Прошла неделя после похорон Ивана Лукича. Как-то после обеда Петр завел разговор о разделе.
— Ну, дед, — переминаясь с ноги на ногу и не смотря Луке Лукичу в глаза, сказал он, — пора делиться.
— Хоть бы сорокоуста обождали, нехристи, — выдавил Лука Лукич. — Не терпится тебе, волчонку, показать свои когти.
— Про когти — это уже наше соображение, — сурово заметил Петр. — Скоро страдная пора. Делиться надобно до первого зажина. Пускай каждый сыплет свое в свой амбар.
— Где это вы амбарами разживетесь? — с презрительной усмешкой спросил старик. — Амбары! Ложками-плошками обзаведитесь поначалу, голь несчастная!
— Насчет ложек-плошек это тоже наше рассуждение, — сумрачно ответил Петр. — Давай раздел, и шабаш.
— После сорокоуста, — упрямо твердил старик.
— Ладно, справим сорокоуст, — согласился Петр.
Справили. Потом Лука Лукич уехал в Тамбов по церковным делам. А там наступила страдная пора. Так старик дотянул до осени. Убрали хлеб, картошку, свезли солому с поля; Петр снова поднял разговор о разделе.
— Помру вскорости, тогда и делитесь, — отмахнулся Лука Лукич. — Кости ноют, под вздох подкатывает, ноги холодеют.

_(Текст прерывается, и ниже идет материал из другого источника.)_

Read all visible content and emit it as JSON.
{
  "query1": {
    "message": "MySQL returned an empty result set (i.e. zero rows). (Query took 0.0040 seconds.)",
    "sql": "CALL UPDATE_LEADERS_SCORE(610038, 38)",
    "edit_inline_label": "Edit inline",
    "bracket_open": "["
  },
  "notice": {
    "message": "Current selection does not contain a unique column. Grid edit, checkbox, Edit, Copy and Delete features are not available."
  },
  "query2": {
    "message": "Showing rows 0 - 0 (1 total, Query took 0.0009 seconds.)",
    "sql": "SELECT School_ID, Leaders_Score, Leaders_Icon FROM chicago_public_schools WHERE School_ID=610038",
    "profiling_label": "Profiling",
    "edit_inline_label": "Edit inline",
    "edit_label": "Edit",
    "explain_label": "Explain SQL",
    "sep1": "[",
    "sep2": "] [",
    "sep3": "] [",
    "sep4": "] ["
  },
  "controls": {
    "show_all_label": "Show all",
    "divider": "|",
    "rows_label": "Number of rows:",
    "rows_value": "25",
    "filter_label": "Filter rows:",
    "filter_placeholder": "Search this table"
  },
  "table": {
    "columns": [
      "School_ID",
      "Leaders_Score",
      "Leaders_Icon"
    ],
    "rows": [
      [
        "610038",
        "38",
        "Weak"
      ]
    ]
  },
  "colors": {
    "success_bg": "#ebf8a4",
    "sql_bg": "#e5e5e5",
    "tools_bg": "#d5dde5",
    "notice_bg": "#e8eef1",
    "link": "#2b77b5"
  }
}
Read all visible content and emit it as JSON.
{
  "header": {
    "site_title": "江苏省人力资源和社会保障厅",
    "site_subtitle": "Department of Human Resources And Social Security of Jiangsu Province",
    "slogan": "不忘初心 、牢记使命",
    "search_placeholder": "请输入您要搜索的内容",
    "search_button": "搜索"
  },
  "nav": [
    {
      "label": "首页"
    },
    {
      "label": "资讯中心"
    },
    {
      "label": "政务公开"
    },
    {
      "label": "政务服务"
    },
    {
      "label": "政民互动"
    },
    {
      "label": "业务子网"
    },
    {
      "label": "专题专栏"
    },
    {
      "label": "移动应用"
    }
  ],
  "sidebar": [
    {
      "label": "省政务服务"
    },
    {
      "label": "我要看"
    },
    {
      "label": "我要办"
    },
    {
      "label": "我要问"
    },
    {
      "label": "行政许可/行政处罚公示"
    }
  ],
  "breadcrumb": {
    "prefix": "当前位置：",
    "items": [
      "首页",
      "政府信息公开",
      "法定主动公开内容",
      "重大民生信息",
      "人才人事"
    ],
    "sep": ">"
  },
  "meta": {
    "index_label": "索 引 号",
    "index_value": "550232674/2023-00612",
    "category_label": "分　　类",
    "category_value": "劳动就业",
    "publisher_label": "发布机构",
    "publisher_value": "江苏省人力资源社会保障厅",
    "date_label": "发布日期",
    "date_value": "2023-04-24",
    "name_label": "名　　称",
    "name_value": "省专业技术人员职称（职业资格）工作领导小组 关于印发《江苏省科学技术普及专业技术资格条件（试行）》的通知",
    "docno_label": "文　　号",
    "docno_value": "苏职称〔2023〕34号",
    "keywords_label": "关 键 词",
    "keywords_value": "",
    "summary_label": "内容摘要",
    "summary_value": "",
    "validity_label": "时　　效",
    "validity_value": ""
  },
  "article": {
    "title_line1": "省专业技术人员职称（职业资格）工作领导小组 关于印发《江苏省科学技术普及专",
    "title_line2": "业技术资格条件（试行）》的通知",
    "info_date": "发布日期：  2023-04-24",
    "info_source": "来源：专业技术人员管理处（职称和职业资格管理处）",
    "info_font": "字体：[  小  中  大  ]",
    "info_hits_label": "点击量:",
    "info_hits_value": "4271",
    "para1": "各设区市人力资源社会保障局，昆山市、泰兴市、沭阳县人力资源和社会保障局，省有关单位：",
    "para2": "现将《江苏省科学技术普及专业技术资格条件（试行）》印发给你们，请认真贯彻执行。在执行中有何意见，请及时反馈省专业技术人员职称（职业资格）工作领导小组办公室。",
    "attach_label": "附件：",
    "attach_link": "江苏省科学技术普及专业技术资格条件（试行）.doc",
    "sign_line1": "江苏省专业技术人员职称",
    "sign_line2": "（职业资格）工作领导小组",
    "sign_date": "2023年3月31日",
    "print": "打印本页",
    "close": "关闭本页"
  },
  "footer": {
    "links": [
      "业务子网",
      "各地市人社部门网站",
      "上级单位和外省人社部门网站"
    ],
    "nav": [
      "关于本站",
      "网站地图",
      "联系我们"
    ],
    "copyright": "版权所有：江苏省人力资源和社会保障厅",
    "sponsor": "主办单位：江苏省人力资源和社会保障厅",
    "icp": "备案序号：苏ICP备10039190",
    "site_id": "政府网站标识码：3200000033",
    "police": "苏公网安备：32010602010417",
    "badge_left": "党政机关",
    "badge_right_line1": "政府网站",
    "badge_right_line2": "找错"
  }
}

Петр уставился на деда: не брешет ли?
Нет, Лука Лукич не притворялся.
То ли простудился он во время поездки в Тамбов, то ли последние переживания надломили его силы, но он сдал. С трудом поднимался Лука Лукич по утрам, весь день ходил, покряхтывая, лицо часто искажалось от боли. Домашние укладывали его в постель, а он огрызался.
Напрасно Лука Лукич пытался на ногах перебороть болезнь, «загнать ее внутрь», как он говорил. Однажды он лег, утром не встал, как-то сразу обессилел, а к вечеру впал в беспамятство.
Пришла Таня, осмотрела свекра, дала порошки. Порошки не помогли. Позвали Фетинью… И она ничем не облегчила страдания Луки Лукича.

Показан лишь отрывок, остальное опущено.